Assmann verwendet dabei eigenen Angaben zufolge Spanplatten aus regionalem Recyclingholz. Rund 65 Prozent des gesamten Materialeinsatzes entfallen auf Holz, überwiegend in Form von Spanplatten. Diese würden nahezu ausschließlich von drei Lieferanten aus einem Umkreis von 250 Kilometern bezogen, wie man beim Unternehmen betont. Die Reduzierung der Transportwege hat so nicht nur eine Verringerung der CO₂-Emissionen zur Folge. Sie stärkt gleichzeitig die regionale Kreislaufwirtschaft und eine Reduzierung der Abhängigkeit von internationalen Lieferketten.

„Für uns ist Holz weit mehr als nur ein Werkstoff – es ist ein ökologischer und ökonomischer Wertträger“, erklärt Geschäftsführerin Karla Aßmann, „seine wahre Nachhaltigkeit zeigt sich nicht allein in der Materialwahl, sondern im verantwortungsvollen Umgang über den gesamten Lebenszyklus hinweg – von der Herkunft über die Verarbeitung bis zur Wiederverwertung.“

Die bei Assmann eingesetzten Spanplatten bestehen demnach im Durchschnitt zu mindestens 70 Prozent aus recyceltem Holz. Hierzu zählen beispielsweise alte Paletten, Möbel aus dem Bereich des Post-Consumer-Segments oder Holzspäne aus industriellen Prozessen. Zusätzlich werden ausschließlich Frischfasern aus Holz verwendet, das sich nicht für Bauholz eignet. Somit ist es nicht notwendig, zusätzliche Bäume zu fällen.
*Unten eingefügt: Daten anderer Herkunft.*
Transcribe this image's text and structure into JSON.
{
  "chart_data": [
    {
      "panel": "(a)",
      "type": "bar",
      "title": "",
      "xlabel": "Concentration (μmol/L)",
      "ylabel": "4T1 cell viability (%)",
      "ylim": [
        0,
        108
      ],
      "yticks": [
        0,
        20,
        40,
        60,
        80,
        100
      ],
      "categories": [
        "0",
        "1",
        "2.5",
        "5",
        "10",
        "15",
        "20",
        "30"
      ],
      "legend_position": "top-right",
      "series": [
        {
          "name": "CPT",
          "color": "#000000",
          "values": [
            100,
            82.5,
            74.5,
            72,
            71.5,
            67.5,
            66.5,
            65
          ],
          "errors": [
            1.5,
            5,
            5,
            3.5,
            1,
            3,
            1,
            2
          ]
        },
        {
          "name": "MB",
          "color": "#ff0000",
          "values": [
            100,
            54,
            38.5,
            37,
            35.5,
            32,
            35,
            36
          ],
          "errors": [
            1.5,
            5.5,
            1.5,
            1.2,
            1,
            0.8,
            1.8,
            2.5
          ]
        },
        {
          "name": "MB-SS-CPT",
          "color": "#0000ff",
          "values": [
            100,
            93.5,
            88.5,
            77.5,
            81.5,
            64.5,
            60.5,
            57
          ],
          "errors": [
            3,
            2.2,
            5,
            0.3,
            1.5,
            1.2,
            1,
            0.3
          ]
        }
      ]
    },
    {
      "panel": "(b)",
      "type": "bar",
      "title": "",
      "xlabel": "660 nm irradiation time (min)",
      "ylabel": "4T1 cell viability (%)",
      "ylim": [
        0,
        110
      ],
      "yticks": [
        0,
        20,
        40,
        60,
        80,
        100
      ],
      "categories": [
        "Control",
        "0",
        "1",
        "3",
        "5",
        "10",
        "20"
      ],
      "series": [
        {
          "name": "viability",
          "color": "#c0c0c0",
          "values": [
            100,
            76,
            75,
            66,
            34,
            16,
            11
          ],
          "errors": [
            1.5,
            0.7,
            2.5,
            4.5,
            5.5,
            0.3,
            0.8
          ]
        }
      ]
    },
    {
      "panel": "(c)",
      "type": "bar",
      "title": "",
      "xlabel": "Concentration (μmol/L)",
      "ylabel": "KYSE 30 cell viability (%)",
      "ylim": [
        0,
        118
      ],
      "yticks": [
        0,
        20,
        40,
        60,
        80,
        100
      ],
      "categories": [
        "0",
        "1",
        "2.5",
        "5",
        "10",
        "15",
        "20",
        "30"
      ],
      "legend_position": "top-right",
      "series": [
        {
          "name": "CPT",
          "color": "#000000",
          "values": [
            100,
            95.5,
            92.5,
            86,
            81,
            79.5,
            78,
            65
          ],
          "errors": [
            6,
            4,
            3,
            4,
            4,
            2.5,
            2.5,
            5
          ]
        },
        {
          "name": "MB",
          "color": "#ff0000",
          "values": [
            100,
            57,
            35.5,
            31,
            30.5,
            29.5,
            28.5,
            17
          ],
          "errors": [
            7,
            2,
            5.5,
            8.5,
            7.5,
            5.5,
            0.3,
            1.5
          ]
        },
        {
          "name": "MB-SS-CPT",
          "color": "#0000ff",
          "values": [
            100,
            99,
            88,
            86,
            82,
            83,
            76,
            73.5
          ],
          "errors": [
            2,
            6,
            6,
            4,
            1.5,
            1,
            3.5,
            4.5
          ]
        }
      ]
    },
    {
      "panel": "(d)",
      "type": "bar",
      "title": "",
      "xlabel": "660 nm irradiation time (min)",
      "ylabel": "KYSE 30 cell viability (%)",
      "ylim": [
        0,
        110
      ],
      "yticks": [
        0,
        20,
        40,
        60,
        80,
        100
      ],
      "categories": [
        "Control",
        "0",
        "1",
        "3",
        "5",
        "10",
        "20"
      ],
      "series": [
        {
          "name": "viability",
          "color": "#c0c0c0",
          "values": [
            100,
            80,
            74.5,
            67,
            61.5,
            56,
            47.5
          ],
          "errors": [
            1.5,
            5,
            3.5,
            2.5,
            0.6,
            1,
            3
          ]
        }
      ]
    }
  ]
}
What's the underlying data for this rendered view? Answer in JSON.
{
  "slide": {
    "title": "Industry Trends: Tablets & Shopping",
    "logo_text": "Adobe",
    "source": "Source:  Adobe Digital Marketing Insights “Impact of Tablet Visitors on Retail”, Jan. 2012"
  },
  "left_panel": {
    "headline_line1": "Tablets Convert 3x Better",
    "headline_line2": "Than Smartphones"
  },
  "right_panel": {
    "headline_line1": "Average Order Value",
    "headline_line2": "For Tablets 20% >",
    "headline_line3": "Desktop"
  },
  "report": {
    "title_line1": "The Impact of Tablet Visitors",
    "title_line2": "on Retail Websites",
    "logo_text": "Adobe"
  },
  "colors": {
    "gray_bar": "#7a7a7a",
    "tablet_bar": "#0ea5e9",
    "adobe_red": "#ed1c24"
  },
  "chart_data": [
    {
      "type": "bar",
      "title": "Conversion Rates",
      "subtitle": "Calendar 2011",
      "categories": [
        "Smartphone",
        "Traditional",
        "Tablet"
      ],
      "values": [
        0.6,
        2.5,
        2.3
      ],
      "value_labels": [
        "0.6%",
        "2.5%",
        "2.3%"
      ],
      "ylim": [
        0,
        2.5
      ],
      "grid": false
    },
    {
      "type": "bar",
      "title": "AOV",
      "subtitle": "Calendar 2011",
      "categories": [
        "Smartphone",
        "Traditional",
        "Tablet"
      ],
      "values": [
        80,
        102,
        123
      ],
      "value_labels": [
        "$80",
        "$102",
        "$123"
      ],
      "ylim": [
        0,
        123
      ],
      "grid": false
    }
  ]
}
Nachhaltigkeit durch Recycling und regionale Beschaffung

Darüber hinaus setzt Assmann auf PEFC-zertifizierte Materialien, die eine kontrolliert nachhaltige Waldbewirtschaftung garantieren. Zudem seien die verwendeten Bindemittel frei von tierischen Bestandteilen: „Recycling ist für uns kein Selbstzweck, sondern ein aktiver Beitrag zur Kreislaufwirtschaft“, so Dr. Julia Koch, Nachhaltigkeitsmanagerin bei Assmann. „Wir arbeiten kontinuierlich mit unseren Partnern daran, den Recyclinganteil weiter zu erhöhen, ohne Kompromisse bei der Produktqualität einzugehen.“

Durch den engen Austausch mit zertifizierten Lieferanten, die über Umweltproduktdeklarationen (EPDs) verfügen, will Assmann Transparenz und Verlässlichkeit schaffen und demonstriert, wie nachhaltiges Wirtschaften, regionale Verantwortung und funktionales Design sinnvoll aufeinander abgestimmt werden können. Das Ziel ist eine messbar nachhaltige Produktion, die den Grundsätzen einer verantwortungsvollen Unternehmensführung entspricht. „100 Prozent-Recycling klingt gut – doch wenn dafür das Material aus dem Ausland transportiert werden muss, kehrt sich der ökologische Vorteil schnell ins Gegenteil“ fasst Hannes Hartmann, Strategischer Einkauf bei Assmann, zusammen. „Deshalb setzen wir– unter Berücksichtigung aller relevanten Faktoren – derzeit auf regional bezogene Spanplatten mit einem hohen, aber ökologisch sinnvollen Recyclinganteil.“

Die Möbelserie „Cantaris“ bildet dabei eine gezielte Ausnahme: Da bei dieser Produktserie ein besonderes Augenmerk auf einem möglichst ressourcensparenden Design liegt, setzt Assmann hier konsequent auf Spanplatten mit 100 Prozent Recyclinganteil. Aufgrund der aktuell noch geringen Stückzahlen ist ein längerer Transportweg in diesem Fall vertretbar und wirkt sich auf die Gesamt-Transportemissionen von Assmann nur geringfügig aus.